The first example sourced from the internet will focus on applying an image to a floor's material. 

The advantage of using this method is that it will take 5 minutes to set up. The disadvantage is that one will not see the tiling layout unless we are in a Realistic visual style (There is however a very simple a quick fix to this). All that needs to be done is to create a new material name, material asset, and apply the mosaic floor image to the material. Some image offset values might need to be adjusted, as the image might not be perfectly centered.

The end result may look like the image below: 

Now, at this point my ADD kicked in: I thought about the scheduling of these mosaic tiles and how much grouting would be required (Just in case I do not trust the flooring specialist). I created a copy of the mosaic floor, and traced each tile. Where possible, arrays were created either as an array to second, or array to last. Displaced element sets were created with 50mm height increments.
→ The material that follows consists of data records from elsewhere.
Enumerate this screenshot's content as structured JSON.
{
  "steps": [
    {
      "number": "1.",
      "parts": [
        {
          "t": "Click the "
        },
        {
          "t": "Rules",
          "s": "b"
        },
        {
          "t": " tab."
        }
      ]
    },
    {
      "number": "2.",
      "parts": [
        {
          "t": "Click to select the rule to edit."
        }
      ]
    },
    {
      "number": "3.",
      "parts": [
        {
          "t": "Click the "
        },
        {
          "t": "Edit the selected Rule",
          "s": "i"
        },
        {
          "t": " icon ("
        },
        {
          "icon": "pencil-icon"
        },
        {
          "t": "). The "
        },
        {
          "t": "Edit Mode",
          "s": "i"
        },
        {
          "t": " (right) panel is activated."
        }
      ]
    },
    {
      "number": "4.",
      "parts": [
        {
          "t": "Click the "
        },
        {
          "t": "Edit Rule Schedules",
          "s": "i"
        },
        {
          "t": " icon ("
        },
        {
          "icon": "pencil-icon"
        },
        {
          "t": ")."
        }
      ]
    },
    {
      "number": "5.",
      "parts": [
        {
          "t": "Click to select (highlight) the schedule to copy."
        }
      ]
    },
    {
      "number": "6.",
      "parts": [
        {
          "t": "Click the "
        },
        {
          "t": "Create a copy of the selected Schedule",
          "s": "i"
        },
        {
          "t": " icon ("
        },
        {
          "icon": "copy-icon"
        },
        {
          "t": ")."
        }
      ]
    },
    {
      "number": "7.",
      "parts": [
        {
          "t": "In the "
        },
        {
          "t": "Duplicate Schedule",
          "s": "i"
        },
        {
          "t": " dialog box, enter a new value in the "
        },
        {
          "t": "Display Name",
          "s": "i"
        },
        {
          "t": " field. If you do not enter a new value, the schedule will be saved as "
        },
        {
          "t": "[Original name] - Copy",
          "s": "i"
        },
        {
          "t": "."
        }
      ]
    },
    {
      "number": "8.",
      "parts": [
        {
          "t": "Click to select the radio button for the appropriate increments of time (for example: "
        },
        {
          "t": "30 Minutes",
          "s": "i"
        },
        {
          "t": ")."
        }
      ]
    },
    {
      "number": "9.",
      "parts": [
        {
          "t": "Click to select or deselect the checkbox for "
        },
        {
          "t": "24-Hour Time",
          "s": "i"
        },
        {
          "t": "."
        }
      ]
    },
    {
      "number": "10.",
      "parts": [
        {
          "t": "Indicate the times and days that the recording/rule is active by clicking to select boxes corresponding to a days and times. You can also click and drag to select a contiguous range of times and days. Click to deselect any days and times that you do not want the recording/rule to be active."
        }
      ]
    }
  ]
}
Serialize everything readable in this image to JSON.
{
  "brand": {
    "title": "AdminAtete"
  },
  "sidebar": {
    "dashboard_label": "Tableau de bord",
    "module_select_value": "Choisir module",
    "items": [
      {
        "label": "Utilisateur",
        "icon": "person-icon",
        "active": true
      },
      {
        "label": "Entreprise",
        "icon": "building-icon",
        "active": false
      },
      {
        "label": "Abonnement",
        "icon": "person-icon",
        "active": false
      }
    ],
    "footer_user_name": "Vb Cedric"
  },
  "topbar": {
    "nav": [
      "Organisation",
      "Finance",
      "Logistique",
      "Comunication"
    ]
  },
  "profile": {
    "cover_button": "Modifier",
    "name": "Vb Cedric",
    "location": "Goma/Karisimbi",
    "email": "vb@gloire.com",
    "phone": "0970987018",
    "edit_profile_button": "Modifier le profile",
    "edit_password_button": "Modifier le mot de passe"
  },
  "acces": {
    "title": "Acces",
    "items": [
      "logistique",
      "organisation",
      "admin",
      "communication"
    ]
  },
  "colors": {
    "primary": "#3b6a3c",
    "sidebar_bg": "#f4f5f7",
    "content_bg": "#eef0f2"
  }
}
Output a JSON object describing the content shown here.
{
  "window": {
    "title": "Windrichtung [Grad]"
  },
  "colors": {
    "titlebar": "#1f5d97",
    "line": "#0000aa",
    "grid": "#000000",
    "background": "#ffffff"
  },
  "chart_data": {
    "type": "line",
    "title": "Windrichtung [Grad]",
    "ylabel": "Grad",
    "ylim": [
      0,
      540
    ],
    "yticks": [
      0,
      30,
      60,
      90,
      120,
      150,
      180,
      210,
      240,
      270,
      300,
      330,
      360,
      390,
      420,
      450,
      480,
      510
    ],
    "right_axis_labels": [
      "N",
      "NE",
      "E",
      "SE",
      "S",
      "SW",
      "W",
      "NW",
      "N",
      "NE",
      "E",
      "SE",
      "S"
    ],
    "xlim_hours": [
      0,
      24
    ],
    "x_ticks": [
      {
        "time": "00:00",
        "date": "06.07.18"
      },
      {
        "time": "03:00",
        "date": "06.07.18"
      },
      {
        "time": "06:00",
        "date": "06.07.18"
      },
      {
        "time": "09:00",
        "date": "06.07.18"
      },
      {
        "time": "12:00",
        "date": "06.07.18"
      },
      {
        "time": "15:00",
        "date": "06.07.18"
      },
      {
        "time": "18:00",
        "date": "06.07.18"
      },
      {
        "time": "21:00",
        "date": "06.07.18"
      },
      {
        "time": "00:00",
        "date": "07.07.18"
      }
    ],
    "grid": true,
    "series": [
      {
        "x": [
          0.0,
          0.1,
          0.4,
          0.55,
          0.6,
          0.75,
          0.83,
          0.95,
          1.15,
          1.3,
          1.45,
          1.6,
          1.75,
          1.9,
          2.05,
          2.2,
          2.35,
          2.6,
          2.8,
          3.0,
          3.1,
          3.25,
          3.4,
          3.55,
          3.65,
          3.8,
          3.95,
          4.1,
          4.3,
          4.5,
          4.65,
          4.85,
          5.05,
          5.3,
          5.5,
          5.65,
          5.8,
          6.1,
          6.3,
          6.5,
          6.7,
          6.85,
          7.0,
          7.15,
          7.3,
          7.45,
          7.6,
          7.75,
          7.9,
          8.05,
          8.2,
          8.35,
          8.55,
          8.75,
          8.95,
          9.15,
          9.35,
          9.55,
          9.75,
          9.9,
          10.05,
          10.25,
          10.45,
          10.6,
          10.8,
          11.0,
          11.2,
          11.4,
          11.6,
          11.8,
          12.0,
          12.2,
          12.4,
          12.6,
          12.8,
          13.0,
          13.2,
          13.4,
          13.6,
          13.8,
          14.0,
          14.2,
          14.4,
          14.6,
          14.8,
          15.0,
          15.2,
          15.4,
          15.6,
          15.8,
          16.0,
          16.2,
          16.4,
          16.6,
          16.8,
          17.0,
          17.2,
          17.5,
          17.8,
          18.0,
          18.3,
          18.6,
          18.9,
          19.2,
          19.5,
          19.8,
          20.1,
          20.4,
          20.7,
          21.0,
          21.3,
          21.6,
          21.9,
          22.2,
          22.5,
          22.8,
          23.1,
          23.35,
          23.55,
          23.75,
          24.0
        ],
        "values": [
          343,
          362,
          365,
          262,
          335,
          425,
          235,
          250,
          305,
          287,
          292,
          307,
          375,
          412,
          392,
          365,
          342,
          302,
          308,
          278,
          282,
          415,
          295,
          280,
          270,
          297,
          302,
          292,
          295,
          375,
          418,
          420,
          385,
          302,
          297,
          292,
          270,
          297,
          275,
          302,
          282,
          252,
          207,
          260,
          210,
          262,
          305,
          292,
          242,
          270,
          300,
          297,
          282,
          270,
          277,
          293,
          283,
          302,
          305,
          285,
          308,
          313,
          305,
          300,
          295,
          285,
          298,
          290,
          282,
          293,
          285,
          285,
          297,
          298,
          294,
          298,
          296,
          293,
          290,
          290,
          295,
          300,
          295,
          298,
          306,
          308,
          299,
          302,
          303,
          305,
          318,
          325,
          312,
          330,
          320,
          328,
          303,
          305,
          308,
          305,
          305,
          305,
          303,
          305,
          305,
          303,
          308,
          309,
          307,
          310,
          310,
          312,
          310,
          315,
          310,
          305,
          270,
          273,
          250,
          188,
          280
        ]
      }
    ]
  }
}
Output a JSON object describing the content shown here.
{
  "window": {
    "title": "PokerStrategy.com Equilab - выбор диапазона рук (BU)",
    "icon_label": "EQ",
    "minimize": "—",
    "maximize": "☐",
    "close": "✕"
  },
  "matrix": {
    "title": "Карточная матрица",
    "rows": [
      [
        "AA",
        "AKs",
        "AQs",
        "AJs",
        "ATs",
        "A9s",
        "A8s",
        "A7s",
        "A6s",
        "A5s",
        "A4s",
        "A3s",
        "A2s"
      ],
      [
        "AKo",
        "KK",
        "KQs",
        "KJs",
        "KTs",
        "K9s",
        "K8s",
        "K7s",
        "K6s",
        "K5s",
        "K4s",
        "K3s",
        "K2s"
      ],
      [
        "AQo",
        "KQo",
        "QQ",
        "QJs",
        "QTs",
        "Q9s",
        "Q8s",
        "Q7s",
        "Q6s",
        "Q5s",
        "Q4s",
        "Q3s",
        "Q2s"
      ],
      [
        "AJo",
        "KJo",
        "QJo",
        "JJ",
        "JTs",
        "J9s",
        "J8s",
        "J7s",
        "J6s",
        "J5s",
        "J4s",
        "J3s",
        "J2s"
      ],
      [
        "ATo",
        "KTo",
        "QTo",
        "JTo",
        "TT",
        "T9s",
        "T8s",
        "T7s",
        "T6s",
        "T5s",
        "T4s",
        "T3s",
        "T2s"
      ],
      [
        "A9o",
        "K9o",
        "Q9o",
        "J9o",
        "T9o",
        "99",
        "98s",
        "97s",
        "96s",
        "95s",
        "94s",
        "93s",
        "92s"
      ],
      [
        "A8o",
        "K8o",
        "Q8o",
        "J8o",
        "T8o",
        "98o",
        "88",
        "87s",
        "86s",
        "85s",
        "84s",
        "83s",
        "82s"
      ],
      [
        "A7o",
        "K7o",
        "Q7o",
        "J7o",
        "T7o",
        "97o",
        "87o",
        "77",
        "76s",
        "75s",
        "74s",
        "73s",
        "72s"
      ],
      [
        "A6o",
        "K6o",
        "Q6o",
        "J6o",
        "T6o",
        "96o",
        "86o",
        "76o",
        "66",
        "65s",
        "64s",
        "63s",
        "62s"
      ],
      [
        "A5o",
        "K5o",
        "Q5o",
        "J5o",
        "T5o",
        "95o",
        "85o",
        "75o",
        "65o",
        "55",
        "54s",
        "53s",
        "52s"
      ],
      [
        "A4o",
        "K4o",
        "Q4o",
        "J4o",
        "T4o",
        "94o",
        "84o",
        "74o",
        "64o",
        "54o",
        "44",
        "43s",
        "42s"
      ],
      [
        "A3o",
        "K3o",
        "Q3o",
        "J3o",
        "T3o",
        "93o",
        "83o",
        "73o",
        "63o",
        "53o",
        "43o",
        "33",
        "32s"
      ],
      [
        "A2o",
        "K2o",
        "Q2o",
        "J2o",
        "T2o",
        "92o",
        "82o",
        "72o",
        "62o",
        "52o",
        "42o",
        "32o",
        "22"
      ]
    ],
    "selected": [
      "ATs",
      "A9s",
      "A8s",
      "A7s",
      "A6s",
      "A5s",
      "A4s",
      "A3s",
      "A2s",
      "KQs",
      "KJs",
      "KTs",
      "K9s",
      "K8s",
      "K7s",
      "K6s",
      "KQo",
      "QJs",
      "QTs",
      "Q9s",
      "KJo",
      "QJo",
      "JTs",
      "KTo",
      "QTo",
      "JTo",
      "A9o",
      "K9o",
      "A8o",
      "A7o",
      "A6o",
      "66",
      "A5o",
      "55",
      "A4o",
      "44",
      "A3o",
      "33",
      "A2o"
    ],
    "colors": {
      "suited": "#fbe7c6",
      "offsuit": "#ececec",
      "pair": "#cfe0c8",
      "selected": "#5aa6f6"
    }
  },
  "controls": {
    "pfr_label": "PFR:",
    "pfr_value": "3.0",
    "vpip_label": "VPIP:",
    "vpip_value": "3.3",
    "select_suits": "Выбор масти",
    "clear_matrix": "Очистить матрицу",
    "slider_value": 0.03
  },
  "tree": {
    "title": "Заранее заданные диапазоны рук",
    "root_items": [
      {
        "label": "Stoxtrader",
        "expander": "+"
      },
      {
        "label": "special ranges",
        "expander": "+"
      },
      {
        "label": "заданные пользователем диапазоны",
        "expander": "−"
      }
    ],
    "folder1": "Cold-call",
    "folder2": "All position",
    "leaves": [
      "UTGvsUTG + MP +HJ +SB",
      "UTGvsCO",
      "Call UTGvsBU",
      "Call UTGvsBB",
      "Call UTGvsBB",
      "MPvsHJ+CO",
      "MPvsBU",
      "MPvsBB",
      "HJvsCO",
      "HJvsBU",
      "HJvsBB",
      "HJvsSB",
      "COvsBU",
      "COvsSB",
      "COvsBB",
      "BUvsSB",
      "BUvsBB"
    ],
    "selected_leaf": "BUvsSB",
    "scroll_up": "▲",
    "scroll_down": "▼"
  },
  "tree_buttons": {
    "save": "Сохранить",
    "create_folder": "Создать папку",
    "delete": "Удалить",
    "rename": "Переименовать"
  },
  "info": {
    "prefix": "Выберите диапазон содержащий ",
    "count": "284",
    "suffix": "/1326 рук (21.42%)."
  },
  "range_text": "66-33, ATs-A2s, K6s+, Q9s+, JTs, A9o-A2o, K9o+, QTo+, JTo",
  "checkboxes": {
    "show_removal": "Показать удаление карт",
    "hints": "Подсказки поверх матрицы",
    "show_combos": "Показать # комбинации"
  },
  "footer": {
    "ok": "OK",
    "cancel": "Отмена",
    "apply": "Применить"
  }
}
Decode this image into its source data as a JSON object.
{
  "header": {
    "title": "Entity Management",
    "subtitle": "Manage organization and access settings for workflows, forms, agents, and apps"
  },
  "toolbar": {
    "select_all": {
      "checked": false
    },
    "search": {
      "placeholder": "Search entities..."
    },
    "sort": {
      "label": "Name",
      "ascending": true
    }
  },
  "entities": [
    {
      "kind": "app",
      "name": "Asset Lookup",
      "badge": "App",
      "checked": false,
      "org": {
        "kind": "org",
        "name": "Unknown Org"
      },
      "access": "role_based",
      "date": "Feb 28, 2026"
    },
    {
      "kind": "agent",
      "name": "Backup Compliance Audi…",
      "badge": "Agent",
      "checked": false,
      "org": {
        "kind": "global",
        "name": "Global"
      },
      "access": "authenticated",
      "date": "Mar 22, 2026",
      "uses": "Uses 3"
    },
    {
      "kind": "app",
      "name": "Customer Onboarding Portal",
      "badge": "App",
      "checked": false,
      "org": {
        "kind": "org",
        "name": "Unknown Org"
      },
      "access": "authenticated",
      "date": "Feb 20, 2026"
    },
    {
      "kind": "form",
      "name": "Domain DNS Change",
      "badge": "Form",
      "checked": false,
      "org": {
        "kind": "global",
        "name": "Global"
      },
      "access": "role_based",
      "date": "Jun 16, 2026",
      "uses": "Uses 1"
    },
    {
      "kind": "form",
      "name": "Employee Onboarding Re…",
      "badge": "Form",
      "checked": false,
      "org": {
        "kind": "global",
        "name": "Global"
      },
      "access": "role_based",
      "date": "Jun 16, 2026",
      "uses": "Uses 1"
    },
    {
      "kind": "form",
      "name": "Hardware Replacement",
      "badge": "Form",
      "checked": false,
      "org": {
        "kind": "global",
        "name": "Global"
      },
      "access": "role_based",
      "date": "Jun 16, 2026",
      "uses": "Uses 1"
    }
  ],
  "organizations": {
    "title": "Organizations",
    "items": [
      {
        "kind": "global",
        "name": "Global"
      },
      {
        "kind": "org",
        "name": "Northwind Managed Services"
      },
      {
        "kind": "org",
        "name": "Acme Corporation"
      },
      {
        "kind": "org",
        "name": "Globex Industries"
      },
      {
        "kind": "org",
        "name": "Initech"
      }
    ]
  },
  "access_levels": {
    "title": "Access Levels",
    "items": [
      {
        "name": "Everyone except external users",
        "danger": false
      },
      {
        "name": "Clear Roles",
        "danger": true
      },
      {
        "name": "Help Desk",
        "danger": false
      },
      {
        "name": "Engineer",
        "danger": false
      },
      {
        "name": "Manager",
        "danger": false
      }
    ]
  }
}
A material takeoff schedule was created to verify the amount, area, and volume of tiles and grouting required

But then I thought, how great would it look to make this mosaic floor a true feature showcase floor. Incremental offset values were added to each "ring" of tiles, with 10mm rods added to each tile set.

Was it worth all of the time and work? Yes, it looks pretty. But do you really have 6 hours to spare on a live project to play around with a "nice to have"?